Em comunicado do gabinete de Giuseppe Conte destaca-se, resumidamente, que "o regresso ao diálogo é um bom sinal".
A selar esta trégua esteve também o recuo da Liga relativamente à parte de um decreto-lei em discussão que está relacionada com a criação de novas regras para concursos públicos. O próprio primeiro-ministro havia pedido à Liga, em reuniões intragovernamentais relatadas pela imprensa italiana, que cedesse.
O acordo fechado esta terça-feira é tão mais importante na medida em que a criação de novas regras para a adjudicação de contratos públicos, que a Liga quer usar para combater a influência da máfia, estava a ser usada como arma de arremesso entre os partidos de Di Maio e Salvini. A solução encontrada assenta sobretudo pela não inclusão das normas que causavam maiores divisões no seio do executivo.
Este acordo e a trégua entre os dois números dois do governo põem fim a semanas de escalada na atribulada relação entre a Liga e o 5 Estrelas, que iniciaram funções governativas a 1 de junho do ano passado.
A piorar o áspero relacionamento entre Salvini e Di Maio esteve o resultado dicotómico das eleições europeias de 26 de maio.
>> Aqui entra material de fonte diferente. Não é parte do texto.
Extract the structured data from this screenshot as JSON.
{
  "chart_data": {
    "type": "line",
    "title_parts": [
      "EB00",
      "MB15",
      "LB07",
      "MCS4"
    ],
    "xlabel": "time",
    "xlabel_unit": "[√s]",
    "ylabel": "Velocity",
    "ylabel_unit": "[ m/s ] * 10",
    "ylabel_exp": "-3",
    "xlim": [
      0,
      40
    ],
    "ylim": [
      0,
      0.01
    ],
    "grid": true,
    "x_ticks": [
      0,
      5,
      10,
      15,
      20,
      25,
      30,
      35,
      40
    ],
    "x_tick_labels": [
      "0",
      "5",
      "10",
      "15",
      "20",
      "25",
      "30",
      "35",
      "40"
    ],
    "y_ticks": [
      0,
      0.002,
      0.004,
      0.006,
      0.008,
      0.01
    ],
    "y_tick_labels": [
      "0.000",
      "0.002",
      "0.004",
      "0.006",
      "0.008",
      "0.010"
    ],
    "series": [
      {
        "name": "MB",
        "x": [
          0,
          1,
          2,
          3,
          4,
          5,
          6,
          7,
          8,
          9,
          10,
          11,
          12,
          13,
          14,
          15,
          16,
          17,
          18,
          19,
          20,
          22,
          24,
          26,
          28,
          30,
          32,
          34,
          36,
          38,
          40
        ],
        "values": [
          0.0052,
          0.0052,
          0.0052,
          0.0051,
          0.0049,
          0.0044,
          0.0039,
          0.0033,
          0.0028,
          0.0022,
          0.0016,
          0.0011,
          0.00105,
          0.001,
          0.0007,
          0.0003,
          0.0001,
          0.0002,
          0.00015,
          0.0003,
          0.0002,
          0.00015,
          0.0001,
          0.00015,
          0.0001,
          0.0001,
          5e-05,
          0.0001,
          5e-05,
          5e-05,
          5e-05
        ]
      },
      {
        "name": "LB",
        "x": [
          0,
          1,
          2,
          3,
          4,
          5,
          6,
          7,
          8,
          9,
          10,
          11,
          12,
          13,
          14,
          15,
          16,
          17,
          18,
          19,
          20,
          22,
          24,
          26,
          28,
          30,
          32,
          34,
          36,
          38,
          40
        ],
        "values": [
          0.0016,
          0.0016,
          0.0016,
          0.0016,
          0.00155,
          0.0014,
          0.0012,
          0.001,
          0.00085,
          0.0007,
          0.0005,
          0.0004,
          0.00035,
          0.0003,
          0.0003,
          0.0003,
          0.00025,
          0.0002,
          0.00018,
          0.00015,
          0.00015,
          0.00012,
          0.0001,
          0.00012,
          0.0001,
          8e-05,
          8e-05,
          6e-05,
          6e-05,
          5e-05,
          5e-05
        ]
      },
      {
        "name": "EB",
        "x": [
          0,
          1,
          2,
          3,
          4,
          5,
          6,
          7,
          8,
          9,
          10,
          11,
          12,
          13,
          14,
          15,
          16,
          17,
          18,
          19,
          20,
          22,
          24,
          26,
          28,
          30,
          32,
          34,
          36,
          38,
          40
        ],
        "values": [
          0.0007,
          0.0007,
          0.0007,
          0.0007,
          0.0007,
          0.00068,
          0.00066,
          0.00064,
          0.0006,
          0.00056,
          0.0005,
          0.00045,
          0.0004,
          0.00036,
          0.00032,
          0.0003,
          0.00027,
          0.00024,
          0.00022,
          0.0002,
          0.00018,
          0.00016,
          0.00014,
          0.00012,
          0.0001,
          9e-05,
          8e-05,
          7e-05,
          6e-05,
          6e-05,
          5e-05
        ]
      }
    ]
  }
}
Depois de ter vencido as legislativas de março de 2018 por expressivos 32,5%, o 5 Estrelas caiu agora para a casa dos 17% que a Liga tinha alcançado há um ano.
A sublinhar a troca de posições, o partido de Salvini venceu as europeias com 34%, o que permite à Liga assumir o papel de partido mais preponderante da política transalpina.
Em alta nas sondagens e nos níveis de popularidade, Matteo Salvini começou a correr em pista própria tentando ditar a agenda da governação, o que foi lido como uma possível tentativa de erodir por dentro o governo e levar o 5 Estrelas a provocar eleições.
Neste contexto, e com a economia italiana a comportar-se muito aquém do estimado nas projeções macroeconómicas do governo, Salvini endureceu ainda mais as críticas contra Bruxelas e ameaçou romper os limites das regras orçamentais europeias para estimular a criação de emprego e o crescimento do PIB.
Esforço para atenuar tensão com Bruxelas
Perante a possibilidade de a Comissão Europeia propor a abertura de um procedimento por défices excessivos a Itália – a posição do órgão executivo da União Europeia é conhecida esta quarta-feira, ficando uma decisão final a cargo do Ecofin -, o primeiro-ministro italiano está a tentar fazer controlo de danos.
Conte defendeu na segunda-feira que não vale a pena seguir o caminho de confrontação empreendido por Salvini – que disse recentemente que Bruxelas tem de parar de enviar "cartinhas" e concentrar-se em promover o crescimento – porque as regras europeias vão estar em vigor "até ao momento em que as conseguirmos mudar".
Também o eurocético Di Maio tem feito declarações nesse sentido, afirmando que Itália deve evitar novas violações com compromissos assumidos com Bruxelas para impedir nova escalada nos juros da dívida pública.
Porém, até ao momento, Salvini insiste ser necessário reforçar a despesa (agravando o défice) para financiar medidas como a famosa "flat tax" (descida de impostos para famílias e empresas mediante a criação de uma taxa única), a bandeira eleitoral da Liga que foi só parcialmente implementada.
A este respeito, o ministro italiano das Finanças, Giovanni Tria, reiterou hoje que não será preciso "furar limites" se a economia crescer. O problema é que depois da estagnação, no primeiro trimestre de 2019, o PIB transalpino avançou apenas 0,1%. Tria reafirmou ainda o compromisso com a descida da dívida pública (Bruxelas estima que, em vez de continuar a baixar, como estipulam as regras, cresça e supere os 135% do PIB em 2020).